Lawrence County sheriff's spokesperson Tim Sandlin said property crimes and thefts are usually among the most commonly reported crimes in his area during the holiday season.
“Theft and property crimes are always a concern this time of year,” Sandlin said. “When shopping, be sure to lock things up. Keep your cars locked, put away gifts, and don’t leave things in plain sight.”
Sandlin said that he has heard about package thefts that have occurred at homes in urban areas throughout the state, but that hasn't been an issue in Lawrence County.
“(Package thefts) don’t really happen here,” Sandlin said. “Last year, there were no reports of package theft. It’s kind of hard for thieves to blend in and pull those crimes off here in these rural areas.”
Limestone County sheriff's spokesperson Michelle Williamson said package thefts from porches are more common in Athens and other cities.
Package thefts have occurred in Decatur, and Cardenas-Martinez referred to culprits who commit these crimes as "porch pirates."
“You need to schedule packages to be delivered when you’re home,” Cardenas-Martinez said. “Track them online and consider installing a security camera.”
Williamson said that people need to be cautious when shopping out in public and even in their own neighborhoods.
“Be aware of your surroundings,” Williamson said. “Make sure you always lock your car, even at night when you are at your house, make sure your car is locked.”
She said it was not a good idea to leave Christmas gifts inside vehicles.
“It doesn’t matter if the gifts are visible or not visible, we all know that people that break into cars can get crafty and try to get in the trunk,” Williamson said.
Even though scams occur throughout the year, Sandlin and Williamson said that they are prevalent during the holiday season.
“Scams are always a problem. They tend to increase during this time of year,” Sandlin said. “You have to be very cautious in dealing with things online and on social media. We always warn people about those types of things.”
Sandlin said that scams can usually be identified by how the scammer proposes them.
“Well, generally, if there’s high pressure or if there’s time restraints, I would say question it,” Sandlin said. “(Have) a good healthy dose of skepticism if it seems too good to be true. You need to question it and you need to check with your local law enforcement to confirm if it’s legitimate or not.”

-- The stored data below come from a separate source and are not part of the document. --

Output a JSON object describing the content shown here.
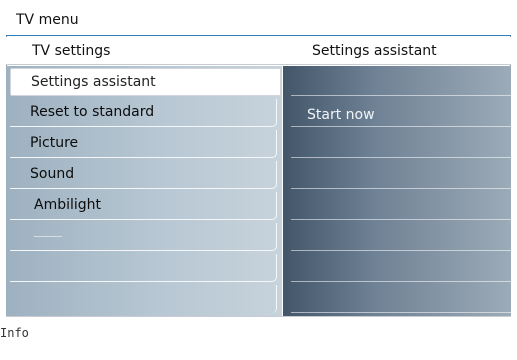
{
  "menu": {
    "title": "TV menu",
    "section_title": "TV settings",
    "panel_title": "Settings assistant",
    "items": [
      {
        "label": "Settings assistant",
        "selected": true
      },
      {
        "label": "Reset to standard",
        "selected": false
      },
      {
        "label": "Picture",
        "selected": false
      },
      {
        "label": "Sound",
        "selected": false
      },
      {
        "label": "Ambilight",
        "selected": false
      },
      {
        "label": "",
        "selected": false
      },
      {
        "label": "",
        "selected": false
      },
      {
        "label": "",
        "selected": false
      }
    ],
    "submenu_items": [
      {
        "label": "Start now"
      }
    ]
  },
  "footer": {
    "info_label": "Info"
  },
  "colors": {
    "title_rule": "#2c7db8",
    "left_panel": "#b7c7d3",
    "right_panel": "#6f8194",
    "selected_bg": "#ffffff"
  }
}
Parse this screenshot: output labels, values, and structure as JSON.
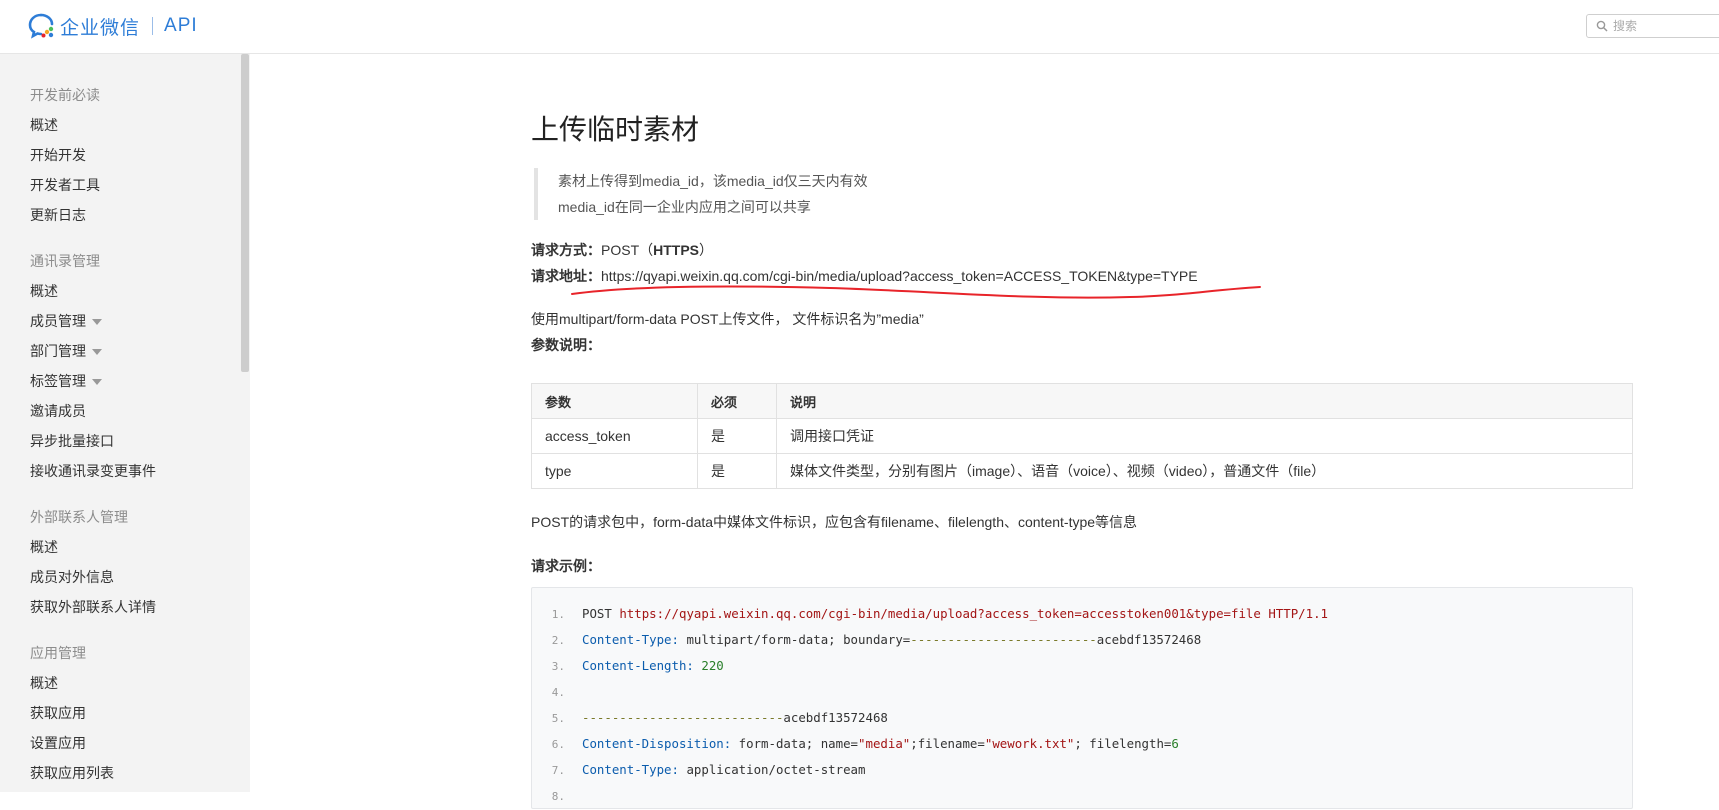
{
  "header": {
    "brand": "企业微信",
    "section": "API",
    "search_placeholder": "搜索"
  },
  "sidebar": {
    "groups": [
      {
        "heading": "开发前必读",
        "items": [
          {
            "label": "概述"
          },
          {
            "label": "开始开发"
          },
          {
            "label": "开发者工具"
          },
          {
            "label": "更新日志"
          }
        ]
      },
      {
        "heading": "通讯录管理",
        "items": [
          {
            "label": "概述"
          },
          {
            "label": "成员管理"
          },
          {
            "label": "部门管理"
          },
          {
            "label": "标签管理"
          },
          {
            "label": "邀请成员"
          },
          {
            "label": "异步批量接口"
          },
          {
            "label": "接收通讯录变更事件"
          }
        ]
      },
      {
        "heading": "外部联系人管理",
        "items": [
          {
            "label": "概述"
          },
          {
            "label": "成员对外信息"
          },
          {
            "label": "获取外部联系人详情"
          }
        ]
      },
      {
        "heading": "应用管理",
        "items": [
          {
            "label": "概述"
          },
          {
            "label": "获取应用"
          },
          {
            "label": "设置应用"
          },
          {
            "label": "获取应用列表"
          }
        ]
      }
    ]
  },
  "main": {
    "title": "上传临时素材",
    "notes": [
      "素材上传得到media_id，该media_id仅三天内有效",
      "media_id在同一企业内应用之间可以共享"
    ],
    "method_label": "请求方式：",
    "method_value": "POST（",
    "method_protocol": "HTTPS",
    "method_close": "）",
    "url_label": "请求地址：",
    "url_value": "https://qyapi.weixin.qq.com/cgi-bin/media/upload?access_token=ACCESS_TOKEN&type=TYPE",
    "upload_desc": "使用multipart/form-data POST上传文件， 文件标识名为”media”",
    "params_label": "参数说明：",
    "table": {
      "headers": [
        "参数",
        "必须",
        "说明"
      ],
      "rows": [
        [
          "access_token",
          "是",
          "调用接口凭证"
        ],
        [
          "type",
          "是",
          "媒体文件类型，分别有图片（image）、语音（voice）、视频（video），普通文件（file）"
        ]
      ]
    },
    "post_note": "POST的请求包中，form-data中媒体文件标识，应包含有filename、filelength、content-type等信息",
    "example_label": "请求示例：",
    "code": {
      "line_numbers": [
        "1.",
        "2.",
        "3.",
        "4.",
        "5.",
        "6.",
        "7.",
        "8."
      ],
      "l1_method": "POST ",
      "l1_url": "https://qyapi.weixin.qq.com/cgi-bin/media/upload?access_token=accesstoken001&type=file HTTP/1.1",
      "l2_key": "Content-Type:",
      "l2_val": " multipart/form-data; boundary=",
      "l2_dash": "-------------------------",
      "l2_id": "acebdf13572468",
      "l3_key": "Content-Length:",
      "l3_val": " 220",
      "l5_dash": "---------------------------",
      "l5_id": "acebdf13572468",
      "l6_key": "Content-Disposition:",
      "l6_a": " form-data; name=",
      "l6_b": "\"media\"",
      "l6_c": ";filename=",
      "l6_d": "\"wework.txt\"",
      "l6_e": "; filelength=",
      "l6_f": "6",
      "l7_key": "Content-Type:",
      "l7_val": " application/octet-stream"
    }
  },
  "colors": {
    "brand": "#2e7dd7",
    "annotation": "#e8242a"
  }
}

Williamson said a common scam involves scammers pretending to be relatives of the victims they call, requesting money to bail them out of jail.
“A lot of times, (scammers) call our senior citizens,” Williamson said. “Scams happen all year, but they jump out more during the holidays because of the giving spirit.”
The Morgan County Sheriff’s Office reported a new scam this week when a deputy received a call that informed him he was a "Publisher’s Clearing House winner." The scammer then asked the deputy to buy a $300 prepaid gift card to verify himself.
The Sheriff’s Office reported the incident on Facebook on Monday and encouraged people to not give out credit card numbers, bank accounts numbers or routing numbers and that a request for gift cards is a strong indicator of a scam.
Williamson said to be mindful when people call to solicit money.
“If someone calls you and asks for money, don’t give it to them,” Williamson said. “Get information from them and call your local law enforcement. Nine times out of 10, they (scammers) are not going to have any information to give you.”